# Milk bottles



## kkweinb (Oct 17, 2011)

We are getting geared up to buy our milk cow and sell dairy products this year. Im trying to figure out what kind of containers to use to sell milk in. There is a woman around her that sells milk and she used 2qt mason jars and suggested buying plastic lids. I really like the idea of selling the milk in glass but I dont know how well it will pour from canning jars. What are your ideas? and sources?


----------



## kranac (Sep 8, 2010)

Thats the best and cheapest idea. Use a dry erase marker on the lid. Pouring isnt an issue.

I have some 8$ bottles from stanpac but most people just want the half gallon mason jar. Prices for 6 run from 8-11$ with lid its like 2$.

After breaking 3 $8 bottles from freezing to long we quit that. Twice


----------



## BlackWillowFarm (Mar 24, 2008)

I use half gallon mason jars with a plastic cap too. I charge a bottle deposit equal to the cost of the jar and lid. That way if the jars get broken or the people don't bring it back, my cost is covered. 

They pour fine but can be a bit heavy and awkward for small hands. 

The best price I've found is at Ace Hardware stores. They put them on sale sometimes for under $10.00 a case (6 jars). With everything costing more now, I suppose they won't be that cheap anymore though.


----------



## suzyhomemaker09 (Sep 24, 2004)

If selling in mason jars with plastic lids it helps to put a standard metal lid (not ring) on top before putting the plastic lid on...otherwise they tend to leak as there is not a sure seal.


----------



## kkweinb (Oct 17, 2011)

Thank You all for your input. I think I will order some jars and plastic lids. Thanks for the tip regarding the metal lid under the plastic.
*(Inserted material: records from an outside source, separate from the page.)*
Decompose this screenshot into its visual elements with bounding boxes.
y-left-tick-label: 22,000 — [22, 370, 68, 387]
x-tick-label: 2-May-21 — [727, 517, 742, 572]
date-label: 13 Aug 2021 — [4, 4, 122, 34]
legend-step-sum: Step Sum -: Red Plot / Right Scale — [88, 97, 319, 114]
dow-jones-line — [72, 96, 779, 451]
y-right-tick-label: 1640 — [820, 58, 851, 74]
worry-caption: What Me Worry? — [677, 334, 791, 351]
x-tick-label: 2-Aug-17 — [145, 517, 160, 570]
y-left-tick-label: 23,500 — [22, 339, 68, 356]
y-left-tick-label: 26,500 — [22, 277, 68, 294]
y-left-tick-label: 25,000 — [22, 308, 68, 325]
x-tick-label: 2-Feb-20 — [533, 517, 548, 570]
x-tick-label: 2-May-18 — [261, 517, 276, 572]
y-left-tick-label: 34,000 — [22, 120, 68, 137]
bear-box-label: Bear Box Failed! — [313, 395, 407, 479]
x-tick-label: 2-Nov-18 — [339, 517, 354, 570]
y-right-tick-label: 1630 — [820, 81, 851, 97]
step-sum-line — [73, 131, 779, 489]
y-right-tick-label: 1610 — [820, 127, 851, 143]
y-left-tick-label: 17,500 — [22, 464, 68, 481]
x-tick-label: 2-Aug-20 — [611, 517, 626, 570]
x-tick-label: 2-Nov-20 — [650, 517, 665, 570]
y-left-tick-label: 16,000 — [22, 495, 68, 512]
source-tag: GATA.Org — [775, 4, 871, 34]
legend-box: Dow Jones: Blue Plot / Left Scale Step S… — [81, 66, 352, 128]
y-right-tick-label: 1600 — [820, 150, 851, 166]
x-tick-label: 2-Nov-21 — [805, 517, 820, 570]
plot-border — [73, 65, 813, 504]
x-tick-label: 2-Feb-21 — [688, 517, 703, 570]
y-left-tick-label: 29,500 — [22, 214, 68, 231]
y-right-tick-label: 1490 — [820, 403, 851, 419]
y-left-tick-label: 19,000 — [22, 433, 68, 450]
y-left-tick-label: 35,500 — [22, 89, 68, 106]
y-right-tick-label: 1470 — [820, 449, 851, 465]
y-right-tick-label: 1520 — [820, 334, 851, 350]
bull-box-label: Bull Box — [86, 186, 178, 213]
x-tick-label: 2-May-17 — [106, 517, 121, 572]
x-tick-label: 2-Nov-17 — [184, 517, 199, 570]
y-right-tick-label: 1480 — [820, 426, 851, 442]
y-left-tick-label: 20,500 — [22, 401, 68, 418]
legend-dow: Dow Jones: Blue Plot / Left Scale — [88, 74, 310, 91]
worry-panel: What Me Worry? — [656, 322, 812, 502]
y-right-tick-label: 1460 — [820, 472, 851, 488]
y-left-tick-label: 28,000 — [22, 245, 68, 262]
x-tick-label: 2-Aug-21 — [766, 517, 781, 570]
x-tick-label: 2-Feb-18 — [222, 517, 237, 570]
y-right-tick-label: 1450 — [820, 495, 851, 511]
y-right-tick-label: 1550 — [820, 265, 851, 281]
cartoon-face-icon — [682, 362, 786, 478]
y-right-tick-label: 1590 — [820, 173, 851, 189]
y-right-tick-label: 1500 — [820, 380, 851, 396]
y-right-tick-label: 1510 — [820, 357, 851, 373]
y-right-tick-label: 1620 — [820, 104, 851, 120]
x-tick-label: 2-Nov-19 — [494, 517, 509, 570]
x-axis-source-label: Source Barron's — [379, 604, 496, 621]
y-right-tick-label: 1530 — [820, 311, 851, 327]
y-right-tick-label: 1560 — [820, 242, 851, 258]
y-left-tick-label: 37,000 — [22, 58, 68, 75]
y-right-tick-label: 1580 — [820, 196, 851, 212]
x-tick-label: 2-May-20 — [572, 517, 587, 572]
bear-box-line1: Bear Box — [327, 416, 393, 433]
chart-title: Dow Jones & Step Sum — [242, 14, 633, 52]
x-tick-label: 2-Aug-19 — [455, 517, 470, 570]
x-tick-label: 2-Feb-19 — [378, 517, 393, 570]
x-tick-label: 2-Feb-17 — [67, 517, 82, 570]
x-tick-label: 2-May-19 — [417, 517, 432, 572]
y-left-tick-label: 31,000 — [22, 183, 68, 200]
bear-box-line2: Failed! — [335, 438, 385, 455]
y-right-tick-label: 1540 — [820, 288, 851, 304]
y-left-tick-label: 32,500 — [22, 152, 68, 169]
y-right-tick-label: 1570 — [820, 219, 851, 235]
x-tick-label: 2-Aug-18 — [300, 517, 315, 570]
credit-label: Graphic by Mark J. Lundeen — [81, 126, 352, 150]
Are any of you selling butter? What container do you use for that?


----------



## melco (May 7, 2006)

The milk I buy comes in the gallon pickle TYPE jars. I transfer it when I get home into the half gallon jars you are talking about. Glad to hear about the lid under the cap.


----------



## mommathea (May 27, 2009)

We are asked to bring out own jars when we get our milk.


----------